Hi Chris. Another thoughtful piece. Thank you.

I’ll comment on specific issues in this piece in a bit. At some point, however, I wonder if you would care to tackle more fundamental questions about the foundational basis for moral imperatives.

I seems to me that within the limitations of human minds every philosophical issue can be taken apart into components that address either

.- what was,

.- what is, or

.- what might be.

For me, all moral issues are about what should be (a subcategory of what might be). When I consider any issue about morals I am perforce considering the possible effects of human action on objective reality. Any of the stuff in a human mind that is not related to action is not in the realm of morals.

In my world, all of our issues about physical reality (the realm of science) are ultimately addressed by observation. How questions about entities in social reality are addressed depends on the realm in which the issue arises. For example, the answer to any mathematical issue lies in logic.
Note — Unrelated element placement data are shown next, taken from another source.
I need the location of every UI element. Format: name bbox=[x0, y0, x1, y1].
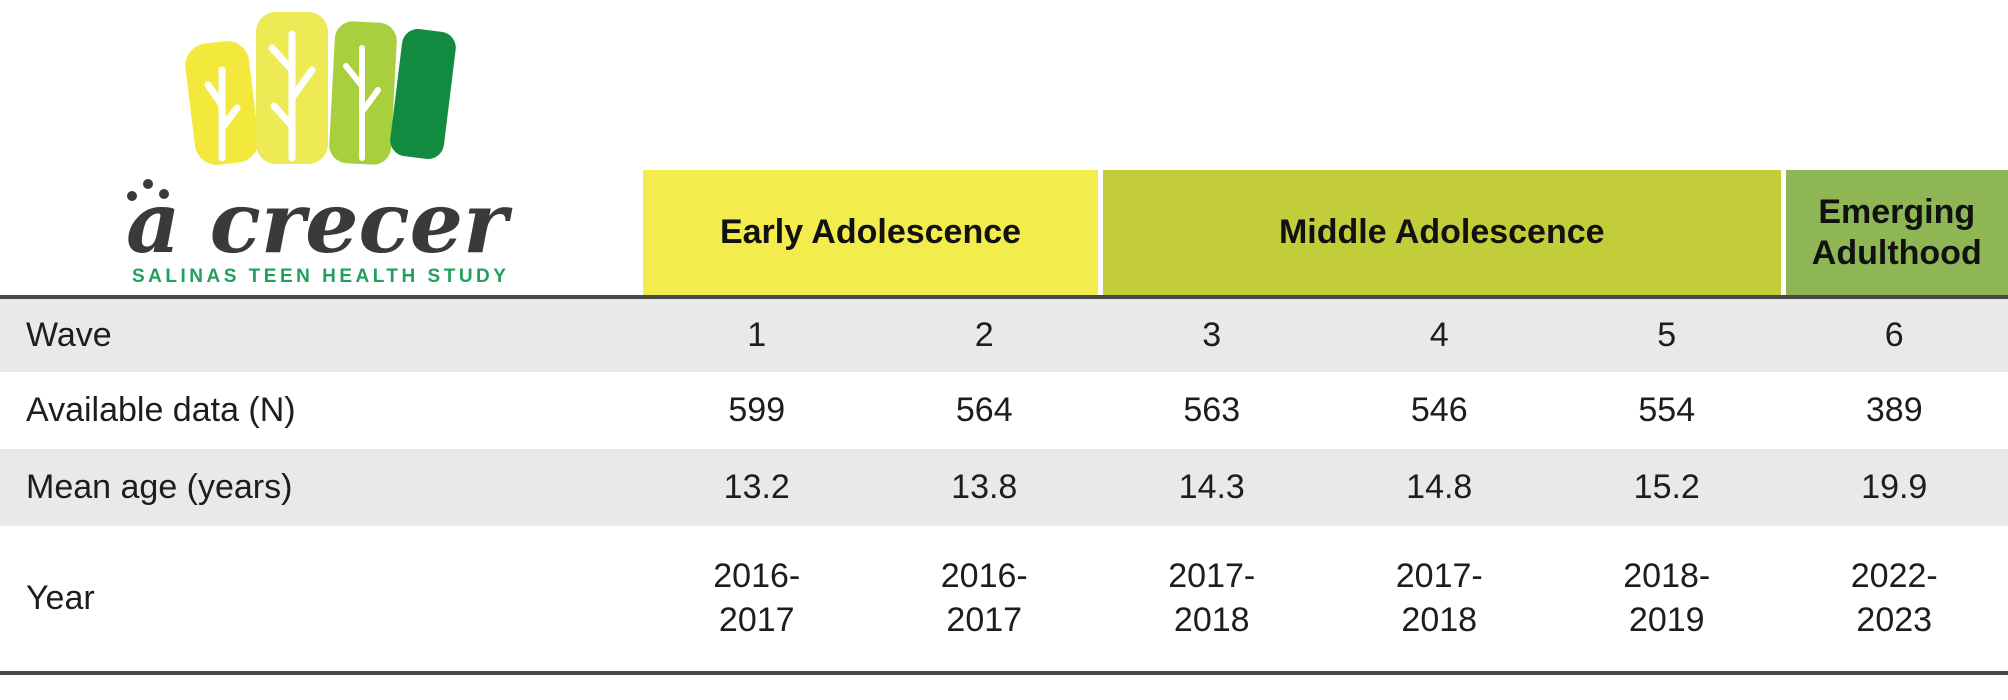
table-row-available-data: Available data (N) 599 564 563 546 554 3… bbox=[0, 372, 2008, 449]
waves-table: Wave 1 2 3 4 5 6 Available data (N) 599 … bbox=[0, 295, 2008, 675]
table-row-mean-age: Mean age (years) 13.2 13.8 14.3 14.8 15.… bbox=[0, 449, 2008, 526]
age-wave-1: 13.2 bbox=[723, 467, 790, 506]
row-label-mean-age: Mean age (years) bbox=[26, 467, 293, 506]
wave-6: 6 bbox=[1884, 315, 1904, 354]
phase-header-row: Early Adolescence Middle Adolescence Eme… bbox=[643, 170, 2008, 295]
n-wave-4: 546 bbox=[1410, 390, 1468, 429]
age-wave-3: 14.3 bbox=[1178, 467, 1245, 506]
n-wave-5: 554 bbox=[1638, 390, 1696, 429]
n-wave-2: 564 bbox=[955, 390, 1013, 429]
year-wave-5: 2018- 2019 bbox=[1623, 556, 1711, 639]
year-wave-1: 2016- 2017 bbox=[713, 556, 801, 639]
phase-band-early-adolescence: Early Adolescence bbox=[643, 170, 1098, 295]
row-label-year: Year bbox=[26, 578, 95, 617]
header: a crecer SALINAS TEEN HEALTH STUDY Early… bbox=[0, 0, 2008, 295]
year-wave-4: 2017- 2018 bbox=[1395, 556, 1483, 639]
row-label-available-data: Available data (N) bbox=[26, 390, 296, 429]
table-row-year: Year 2016- 2017 2016- 2017 2017- 2018 20… bbox=[0, 526, 2008, 671]
acrecer-logo-svg: a crecer SALINAS TEEN HEALTH STUDY bbox=[126, 12, 513, 287]
phase-band-label: Middle Adolescence bbox=[1278, 213, 1605, 252]
row-label-wave: Wave bbox=[26, 315, 112, 354]
year-wave-3: 2017- 2018 bbox=[1168, 556, 1256, 639]
logo-trees-icon bbox=[185, 12, 456, 165]
acrecer-logo: a crecer SALINAS TEEN HEALTH STUDY bbox=[40, 0, 660, 295]
wave-1: 1 bbox=[747, 315, 767, 354]
logo-brand-text: a crecer bbox=[126, 173, 513, 272]
n-wave-1: 599 bbox=[728, 390, 786, 429]
year-wave-2: 2016- 2017 bbox=[940, 556, 1028, 639]
age-wave-5: 15.2 bbox=[1633, 467, 1700, 506]
wave-5: 5 bbox=[1657, 315, 1677, 354]
phase-band-middle-adolescence: Middle Adolescence bbox=[1098, 170, 1781, 295]
table-row-wave: Wave 1 2 3 4 5 6 bbox=[0, 299, 2008, 372]
phase-band-emerging-adulthood: Emerging Adulthood bbox=[1780, 170, 2008, 295]
phase-band-label: Emerging Adulthood bbox=[1811, 193, 1982, 272]
logo-subtitle-text: SALINAS TEEN HEALTH STUDY bbox=[132, 266, 509, 287]
wave-4: 4 bbox=[1429, 315, 1449, 354]
age-wave-4: 14.8 bbox=[1406, 467, 1473, 506]
logo-accent-dots-icon bbox=[127, 179, 169, 201]
age-wave-6: 19.9 bbox=[1861, 467, 1928, 506]
year-wave-6: 2022- 2023 bbox=[1850, 556, 1938, 639]
n-wave-3: 563 bbox=[1183, 390, 1241, 429]
n-wave-6: 389 bbox=[1865, 390, 1923, 429]
phase-band-label: Early Adolescence bbox=[719, 213, 1022, 252]
age-wave-2: 13.8 bbox=[951, 467, 1018, 506]
wave-2: 2 bbox=[974, 315, 994, 354]
wave-3: 3 bbox=[1202, 315, 1222, 354]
It is difficult to have unequivocal answers to most moral questions because the answer depends on a conception of the good. The only unequivocal good I can think of is the continual survival of the human species. [1] There may be other unequivocal goods, but whenever I examine them, it seems to me there are exceptions. I need to revisit Kant.

Note

[1] Should this be modified by “survival on earth”? I think it depends on one’s conception of “human”. I suspect that what we consider to be human life can exist only in the Earth’s ecosystem. But that continually changes. If our progeny (completely “natural”, artificial, or mixed) establishes themselves some hundreds of millennium hence in some extra-Earth ecosystem, will we consider them to still be human?